Söyleşimizi artık tamamlıyoruz. Son olarak sormak istiyorum, bundan sonra bu çalışmalar nasıl devam edecek? Yani altyapısı hayli ilerlemiş bir ön çalışmadan söz ediyoruz. Denizli Jeoparkı için çalışmaların bundan sonra seyri nasıl olacak ve sonuca nasıl ulaşılacak?

Şimdi Balıkesir’de İda-Madra Jeoparkı şöyle gelişti: Şimdiki başkan, en son belediye başkanlığı seçiminde bir taahhütte bulunuyor. Belli ki birileri empoze etmiş, “ben” demiş, “ seçilirsem bir jeopark yapacağım.” Adam seçildi. Biliyorsunuz eskisi azledilmişti. Şimdi adam o sözünü yerine getiriyor. O seçim döneminde bu bilgi olarak Cumhurbaşkanlığına da gidiyor. Balıkesir’de bu şe adeta çullandılar. Valilik, belediye birlikte devletin imkanlarını orada önemli ölçüde kullanıyorlar.

Denizli Jeoparkı için özetlersek, şu anda çalışmaların bulunduğu aşama nedir?

Bana sorarsanız şunu diyebilirim, yerel yöneticilerin ve toplumun bu konuda bilgilendirilmesi ve farkındalık oluşturulması aşamasındayız. Teknik olarak münferit bireysel projeler var. Ama bu jeopark adı altında değil. Şu an Kaklık Mağarasını Honaz Belediyesi yeni bir proje ile yeniliyor, düzenliyor. Orada oturma, temel ihtiyaçlara yönelik tesisler, belki bir konaklama tesisi gibi çalışmalar var. GEKA destekli bir proje bu.

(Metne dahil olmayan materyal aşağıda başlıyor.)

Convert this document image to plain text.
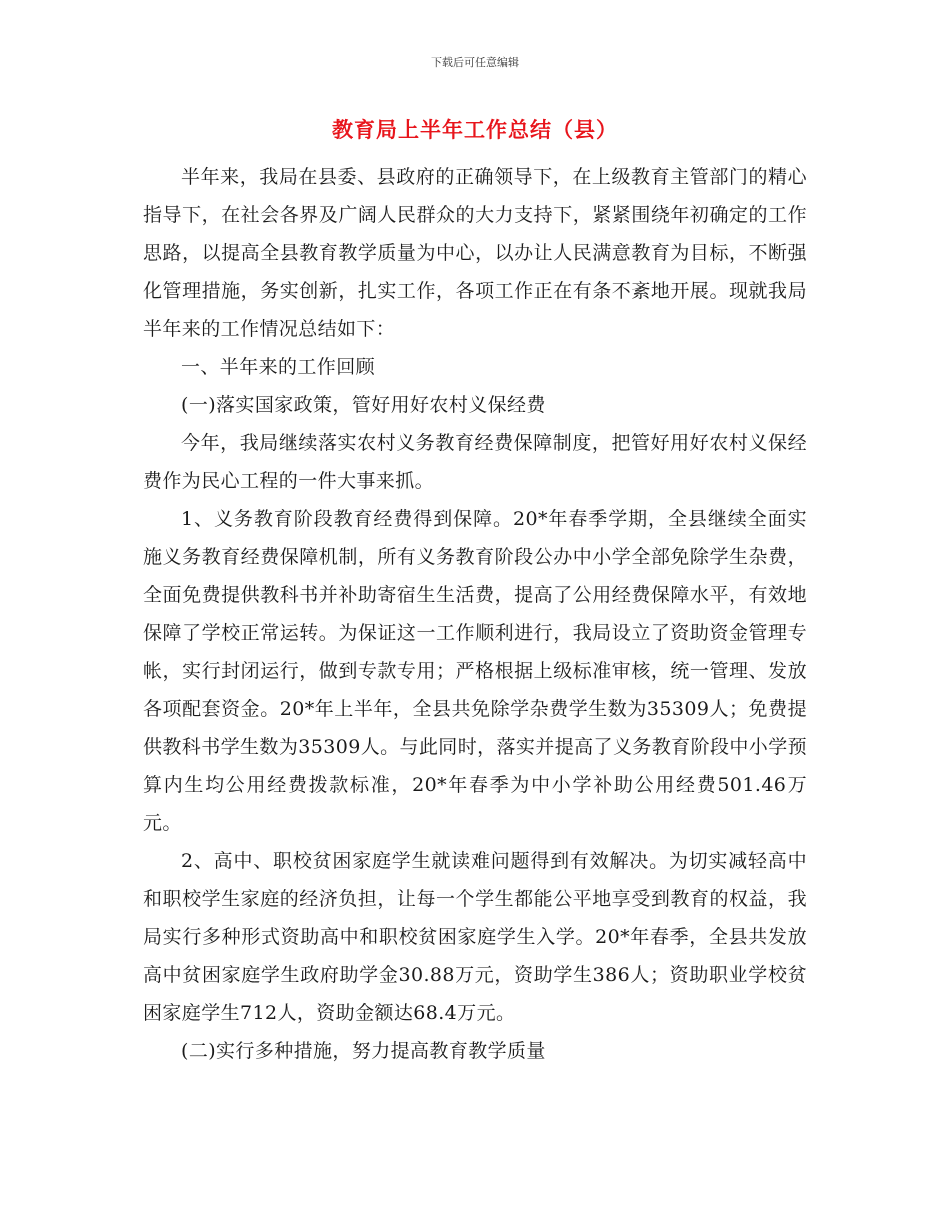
下载后可任意编辑
教育局上半年工作总结（县）

半年来，我局在县委、县政府的正确领导下，在上级教育主管部门的精心指导下，在社会各界及广阔人民群众的大力支持下，紧紧围绕年初确定的工作思路，以提高全县教育教学质量为中心，以办让人民满意教育为目标，不断强化管理措施，务实创新，扎实工作，各项工作正在有条不紊地开展。现就我局半年来的工作情况总结如下：

一、半年来的工作回顾

(一)落实国家政策，管好用好农村义保经费

今年，我局继续落实农村义务教育经费保障制度，把管好用好农村义保经费作为民心工程的一件大事来抓。

1、义务教育阶段教育经费得到保障。20*年春季学期，全县继续全面实施义务教育经费保障机制，所有义务教育阶段公办中小学全部免除学生杂费，全面免费提供教科书并补助寄宿生生活费，提高了公用经费保障水平，有效地保障了学校正常运转。为保证这一工作顺利进行，我局设立了资助资金管理专帐，实行封闭运行，做到专款专用；严格根据上级标准审核，统一管理、发放各项配套资金。20*年上半年，全县共免除学杂费学生数为35309人；免费提供教科书学生数为35309人。与此同时，落实并提高了义务教育阶段中小学预算内生均公用经费拨款标准，20*年春季为中小学补助公用经费501.46万元。

2、高中、职校贫困家庭学生就读难问题得到有效解决。为切实减轻高中和职校学生家庭的经济负担，让每一个学生都能公平地享受到教育的权益，我局实行多种形式资助高中和职校贫困家庭学生入学。20*年春季，全县共发放高中贫困家庭学生政府助学金30.88万元，资助学生386人；资助职业学校贫困家庭学生712人，资助金额达68.4万元。

(二)实行多种措施，努力提高教育教学质量
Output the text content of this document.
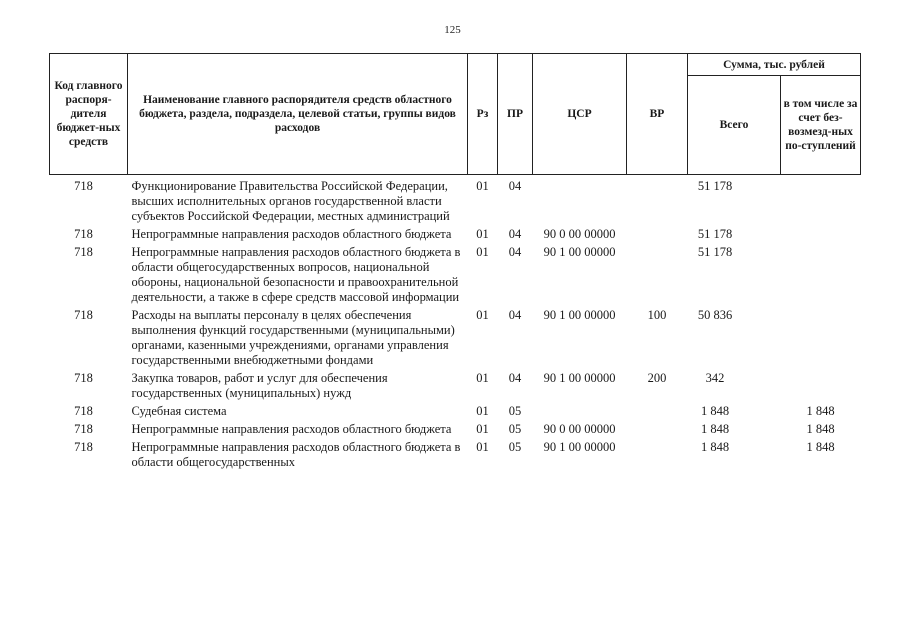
125
Код главного распоря-дителя бюджет-ных средств	Наименование главного распорядителя средств областного бюджета, раздела, подраздела, целевой статьи, группы видов расходов	Рз	ПР	ЦСР	ВР	Сумма, тыс. рублей	
						Всего	в том числе за счет без-возмезд-ных по-ступлений
718	Функционирование Правительства Российской Федерации, высших исполнительных органов государственной власти субъектов Российской Федерации, местных администраций	01	04			51 178	
718	Непрограммные направления расходов областного бюджета	01	04	90 0 00 00000		51 178	
718	Непрограммные направления расходов областного бюджета в области общегосударственных вопросов, национальной обороны, национальной безопасности и правоохранительной деятельности, а также в сфере средств массовой информации	01	04	90 1 00 00000		51 178	
718	Расходы на выплаты персоналу в целях обеспечения выполнения функций государственными (муниципальными) органами, казенными учреждениями, органами управления государственными внебюджетными фондами	01	04	90 1 00 00000	100	50 836	
718	Закупка товаров, работ и услуг для обеспечения государственных (муниципальных) нужд	01	04	90 1 00 00000	200	342	
718	Судебная система	01	05			1 848	1 848
718	Непрограммные направления расходов областного бюджета	01	05	90 0 00 00000		1 848	1 848
718	Непрограммные направления расходов областного бюджета в области общегосударственных	01	05	90 1 00 00000		1 848	1 848
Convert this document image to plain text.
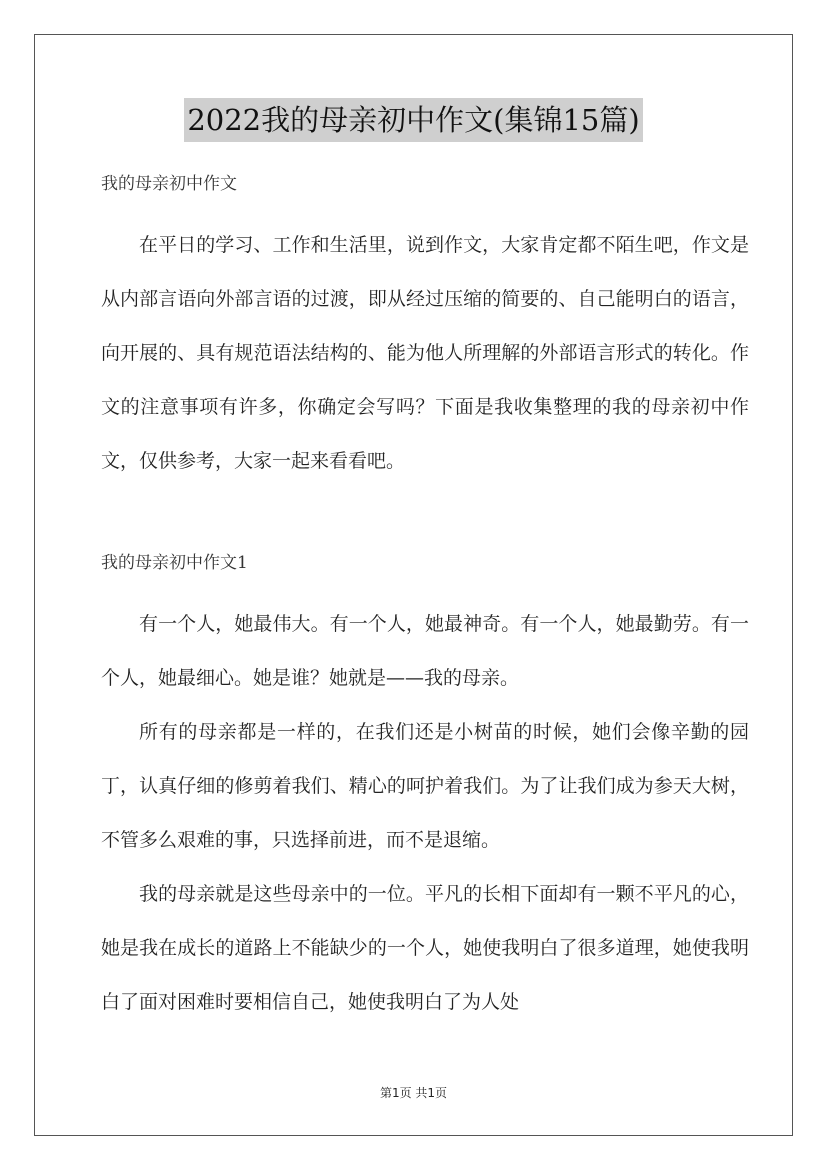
2022我的母亲初中作文(集锦15篇)

我的母亲初中作文

在平日的学习、工作和生活里，说到作文，大家肯定都不陌生吧，作文是从内部言语向外部言语的过渡，即从经过压缩的简要的、自己能明白的语言，向开展的、具有规范语法结构的、能为他人所理解的外部语言形式的转化。作文的注意事项有许多，你确定会写吗？下面是我收集整理的我的母亲初中作文，仅供参考，大家一起来看看吧。

我的母亲初中作文1

有一个人，她最伟大。有一个人，她最神奇。有一个人，她最勤劳。有一个人，她最细心。她是谁？她就是——我的母亲。

所有的母亲都是一样的，在我们还是小树苗的时候，她们会像辛勤的园丁，认真仔细的修剪着我们、精心的呵护着我们。为了让我们成为参天大树，不管多么艰难的事，只选择前进，而不是退缩。

我的母亲就是这些母亲中的一位。平凡的长相下面却有一颗不平凡的心，她是我在成长的道路上不能缺少的一个人，她使我明白了很多道理，她使我明白了面对困难时要相信自己，她使我明白了为人处

第1页 共1页
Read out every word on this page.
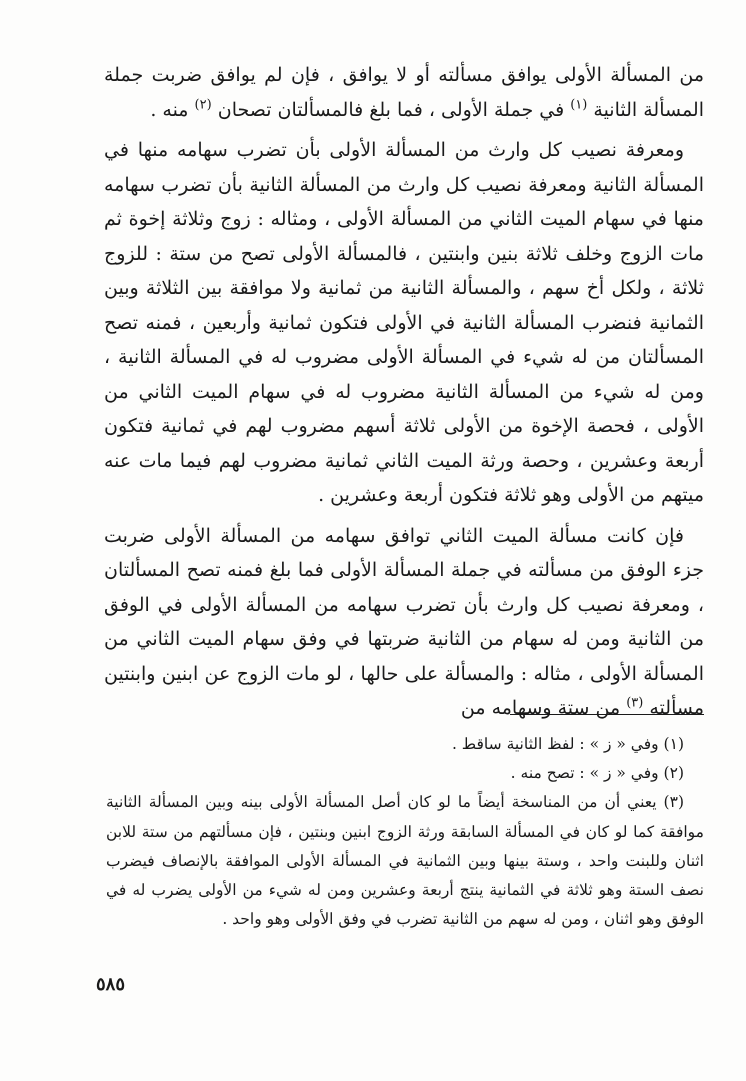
من المسألة الأولى يوافق مسألته أو لا يوافق ، فإن لم يوافق ضربت جملة المسألة الثانية $^{(١)}$ في جملة الأولى ، فما بلغ فالمسألتان تصحان $^{(٢)}$ منه .

ومعرفة نصيب كل وارث من المسألة الأولى بأن تضرب سهامه منها في المسألة الثانية ومعرفة نصيب كل وارث من المسألة الثانية بأن تضرب سهامه منها في سهام الميت الثاني من المسألة الأولى ، ومثاله : زوج وثلاثة إخوة ثم مات الزوج وخلف ثلاثة بنين وابنتين ، فالمسألة الأولى تصح من ستة : للزوج ثلاثة ، ولكل أخ سهم ، والمسألة الثانية من ثمانية ولا موافقة بين الثلاثة وبين الثمانية فنضرب المسألة الثانية في الأولى فتكون ثمانية وأربعين ، فمنه تصح المسألتان من له شيء في المسألة الأولى مضروب له في المسألة الثانية ، ومن له شيء من المسألة الثانية مضروب له في سهام الميت الثاني من الأولى ، فحصة الإخوة من الأولى ثلاثة أسهم مضروب لهم في ثمانية فتكون أربعة وعشرين ، وحصة ورثة الميت الثاني ثمانية مضروب لهم فيما مات عنه ميتهم من الأولى وهو ثلاثة فتكون أربعة وعشرين .

فإن كانت مسألة الميت الثاني توافق سهامه من المسألة الأولى ضربت جزء الوفق من مسألته في جملة المسألة الأولى فما بلغ فمنه تصح المسألتان ، ومعرفة نصيب كل وارث بأن تضرب سهامه من المسألة الأولى في الوفق من الثانية ومن له سهام من الثانية ضربتها في وفق سهام الميت الثاني من المسألة الأولى ، مثاله : والمسألة على حالها ، لو مات الزوج عن ابنين وابنتين مسألته $^{(٣)}$ من ستة وسهامه من

(١) وفي « ز » : لفظ الثانية ساقط .

(٢) وفي « ز » : تصح منه .

(٣) يعني أن من المناسخة أيضاً ما لو كان أصل المسألة الأولى بينه وبين المسألة الثانية موافقة كما لو كان في المسألة السابقة ورثة الزوج ابنين وبنتين ، فإن مسألتهم من ستة للابن اثنان وللبنت واحد ، وستة بينها وبين الثمانية في المسألة الأولى الموافقة بالإنصاف فيضرب نصف الستة وهو ثلاثة في الثمانية ينتج أربعة وعشرين ومن له شيء من الأولى يضرب له في الوفق وهو اثنان ، ومن له سهم من الثانية تضرب في وفق الأولى وهو واحد .

٥٨٥
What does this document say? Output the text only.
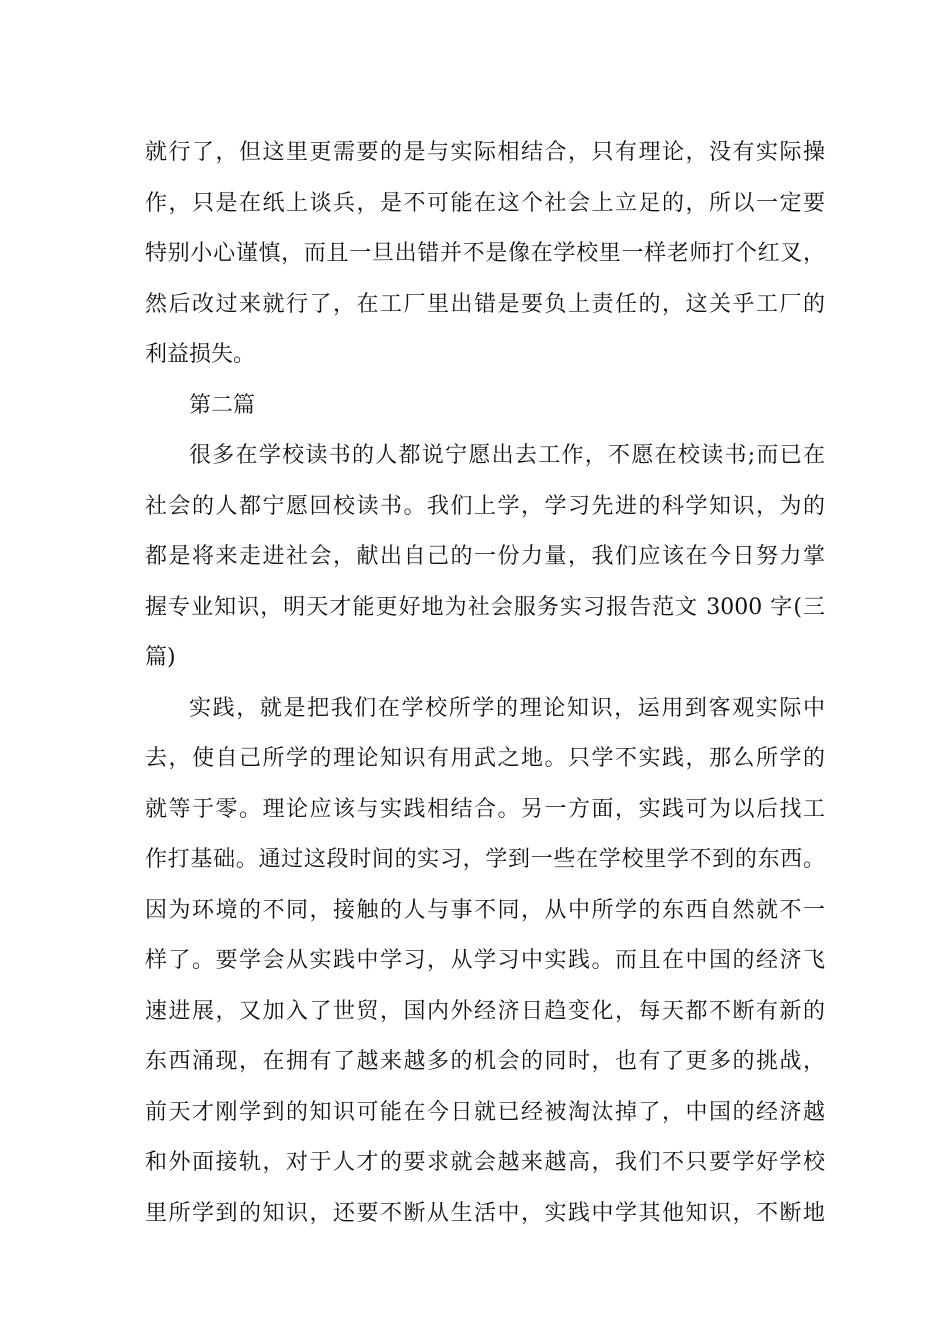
就行了，但这里更需要的是与实际相结合，只有理论，没有实际操
作，只是在纸上谈兵，是不可能在这个社会上立足的，所以一定要
特别小心谨慎，而且一旦出错并不是像在学校里一样老师打个红叉，
然后改过来就行了，在工厂里出错是要负上责任的，这关乎工厂的
利益损失。
第二篇
很多在学校读书的人都说宁愿出去工作，不愿在校读书;而已在
社会的人都宁愿回校读书。我们上学，学习先进的科学知识，为的
都是将来走进社会，献出自己的一份力量，我们应该在今日努力掌
握专业知识，明天才能更好地为社会服务实习报告范文 3000 字(三
篇)
实践，就是把我们在学校所学的理论知识，运用到客观实际中
去，使自己所学的理论知识有用武之地。只学不实践，那么所学的
就等于零。理论应该与实践相结合。另一方面，实践可为以后找工
作打基础。通过这段时间的实习，学到一些在学校里学不到的东西。
因为环境的不同，接触的人与事不同，从中所学的东西自然就不一
样了。要学会从实践中学习，从学习中实践。而且在中国的经济飞
速进展，又加入了世贸，国内外经济日趋变化，每天都不断有新的
东西涌现，在拥有了越来越多的机会的同时，也有了更多的挑战，
前天才刚学到的知识可能在今日就已经被淘汰掉了，中国的经济越
和外面接轨，对于人才的要求就会越来越高，我们不只要学好学校
里所学到的知识，还要不断从生活中，实践中学其他知识，不断地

Barış Hoca: Aslında bizim projemiz var ama bir proje statüsünde değil. Neden? Sahibi yok çünkü! Yani valilik diyelim çıkacak, biz böyle bir şirket kurduk, UNESCO’ya başvuru yapılabilir. Bir yönetim olmayınca sahibi de olmuyor işte. Başında bir yönetim kurulu olması lazım, bunu da mevcut yerel yönetimin idrak etmesi lazım. Osman Başkan şimdi bu işe bakıp iki gün incelese ve inansa, üçüncü gün çağırır ve hadi başvuru hazırlığına başlayalım der.
Yani jeopark meselesini önce yerel yönetim idrak etmeli!